Inheritances can be tricky things when couples divorce. Although an inheritance left to one spouse is considered an individual asset rather than a marital one, once it's commingled with marital assets (such as in a bank account) or used to buy joint property, it becomes part of the property division of the divorce.
Many parents leave their children considerable amounts of money to help ensure their financial security and a comfortable lifestyle. However, without proper handling, a good deal of that money can be taken from them in a divorce.
Therefore, more people are choosing to leave those inheritances in the form of trusts. By placing the money in a trust, it belongs only to the beneficiary. It cannot be part of the marital property division.
Of course, if the beneficiary chooses to move that money to a joint account during the marriage or use it to buy a house for the couple, it will still become marital property. That's why it's important for everyone to understand the concept of commingling individual and marital assets.
As the person setting up the trust you can place stipulations on it like for what purpose the money can be used. That can help protect the funds for your child. This is often done for all sorts of reasons beyond keeping it from a future ex-daughter-in-law or son-in-law. Often, parents are concerned that their children may not be able to responsibly handle a large amount of money.
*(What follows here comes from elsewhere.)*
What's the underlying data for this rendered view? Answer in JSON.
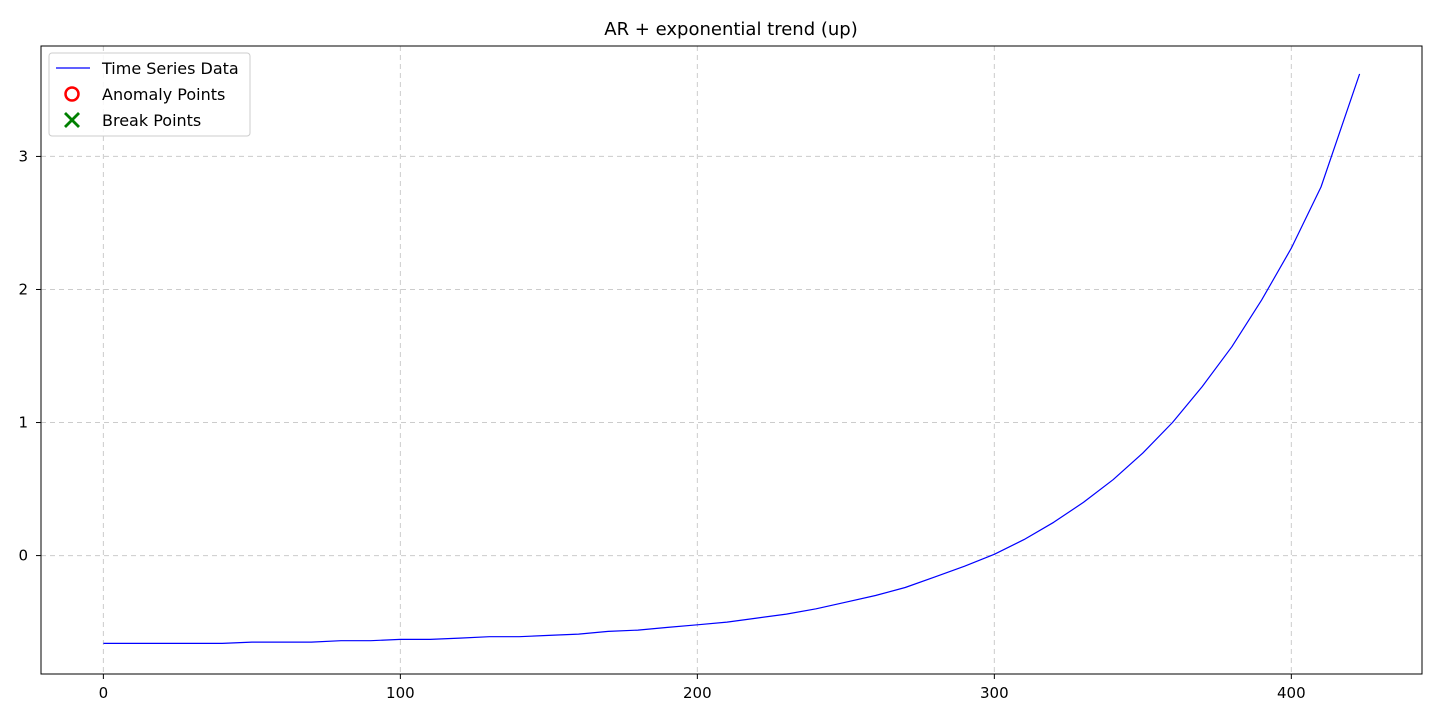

If you set up a trust for your child before he or she gets married or even starts contemplating marriage, you don't have to worry that the new in-law will see it as an affront to him or her. There won't be anything personal about it. Even if your child tries to talk you into changing it after the marriage, it's essential to remember that divorce is always a possibility and that keeping your money in the family and securing their future is more important than potential hurt feelings.